Qui n’a pas été marqué par le roman/le film « Virgin Suicides« ? Ces belles jeunes filles angéliques qui se suicident sans raison apparente… Sarai Walker décide de moderniser ce classique et de renforcer son message féministe. Une mère instable (maudite ?) accouche de six filles dont les prénoms évoquent des fleurs, déjà considérées comme de petites choses fragiles à enfermer dans une serre pour préserver leur beauté et leur pureté. Elles grandissent et acquièrent des traits de personnalité qui les distinguent sans les caricaturer pour autant. Pour quitter la maison familiale en 1950, une seule porte de sortie : le mariage. Loin du conte de fées, chaque sœur qui passe le pas et entretient une relation charnelle avec un homme finit par mourir tragiquement.
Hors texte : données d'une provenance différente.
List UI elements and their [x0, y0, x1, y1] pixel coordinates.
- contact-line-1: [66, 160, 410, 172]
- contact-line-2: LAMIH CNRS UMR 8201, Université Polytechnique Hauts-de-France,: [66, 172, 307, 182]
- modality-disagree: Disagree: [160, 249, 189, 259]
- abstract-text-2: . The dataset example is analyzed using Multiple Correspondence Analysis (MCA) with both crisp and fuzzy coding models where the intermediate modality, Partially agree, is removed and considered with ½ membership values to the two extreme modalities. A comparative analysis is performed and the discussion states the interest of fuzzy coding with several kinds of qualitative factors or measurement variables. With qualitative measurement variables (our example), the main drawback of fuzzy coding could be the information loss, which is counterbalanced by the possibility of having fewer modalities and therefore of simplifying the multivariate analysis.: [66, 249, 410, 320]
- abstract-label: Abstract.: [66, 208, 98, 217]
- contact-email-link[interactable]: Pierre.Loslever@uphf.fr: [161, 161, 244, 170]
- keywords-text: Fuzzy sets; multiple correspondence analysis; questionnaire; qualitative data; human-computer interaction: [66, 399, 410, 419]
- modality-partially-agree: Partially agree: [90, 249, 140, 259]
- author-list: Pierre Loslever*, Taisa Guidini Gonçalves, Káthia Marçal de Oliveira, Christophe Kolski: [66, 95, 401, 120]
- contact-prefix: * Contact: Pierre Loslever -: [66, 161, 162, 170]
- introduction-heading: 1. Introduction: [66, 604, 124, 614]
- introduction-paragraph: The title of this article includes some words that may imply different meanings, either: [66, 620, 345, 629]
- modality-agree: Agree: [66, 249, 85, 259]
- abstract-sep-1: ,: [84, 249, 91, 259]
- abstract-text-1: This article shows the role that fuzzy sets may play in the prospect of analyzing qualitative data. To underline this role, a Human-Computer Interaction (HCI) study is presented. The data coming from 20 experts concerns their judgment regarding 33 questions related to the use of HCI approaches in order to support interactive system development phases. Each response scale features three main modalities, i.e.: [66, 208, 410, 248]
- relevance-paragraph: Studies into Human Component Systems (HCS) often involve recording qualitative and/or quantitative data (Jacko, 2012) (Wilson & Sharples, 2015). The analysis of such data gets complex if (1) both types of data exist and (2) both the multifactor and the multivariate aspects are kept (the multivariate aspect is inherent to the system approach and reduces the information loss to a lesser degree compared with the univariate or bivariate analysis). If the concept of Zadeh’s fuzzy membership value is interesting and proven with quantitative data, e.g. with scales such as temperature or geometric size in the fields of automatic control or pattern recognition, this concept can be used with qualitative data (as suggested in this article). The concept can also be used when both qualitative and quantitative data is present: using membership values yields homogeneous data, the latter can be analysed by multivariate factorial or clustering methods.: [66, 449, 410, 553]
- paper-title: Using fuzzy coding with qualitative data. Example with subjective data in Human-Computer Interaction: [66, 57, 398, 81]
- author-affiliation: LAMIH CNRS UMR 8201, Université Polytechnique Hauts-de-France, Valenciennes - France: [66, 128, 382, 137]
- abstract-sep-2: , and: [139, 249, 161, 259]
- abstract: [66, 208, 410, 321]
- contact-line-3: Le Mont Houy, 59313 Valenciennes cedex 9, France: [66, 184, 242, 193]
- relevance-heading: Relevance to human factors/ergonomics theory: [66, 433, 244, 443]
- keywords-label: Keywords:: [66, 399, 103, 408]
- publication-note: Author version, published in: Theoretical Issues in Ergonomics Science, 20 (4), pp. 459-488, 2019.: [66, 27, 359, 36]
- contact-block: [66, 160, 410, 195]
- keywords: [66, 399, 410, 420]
Les thèmes de l’orientation sexuelle, de la vision des femmes dans la société et de la santé mentale jouent évidemment un rôle majeur dans ce récit d’atmosphère empreint de sororité et de symbolisme où l’art est érigé en refuge, en exutoire, en lieu de reconstruction et de réinvention de soi (avis aux amateurs de Georgia O’Keefe). Au confluent des romans de Poe, Wharton, Morrison ou Shirley Jackson, l’écriture poétique, ensorcelante et intimiste du récit, macérée dans une ambiance gothique presque étouffante, fait de ce roman une pépite, un coup de coeur qui marque et dont on se souvient longtemps.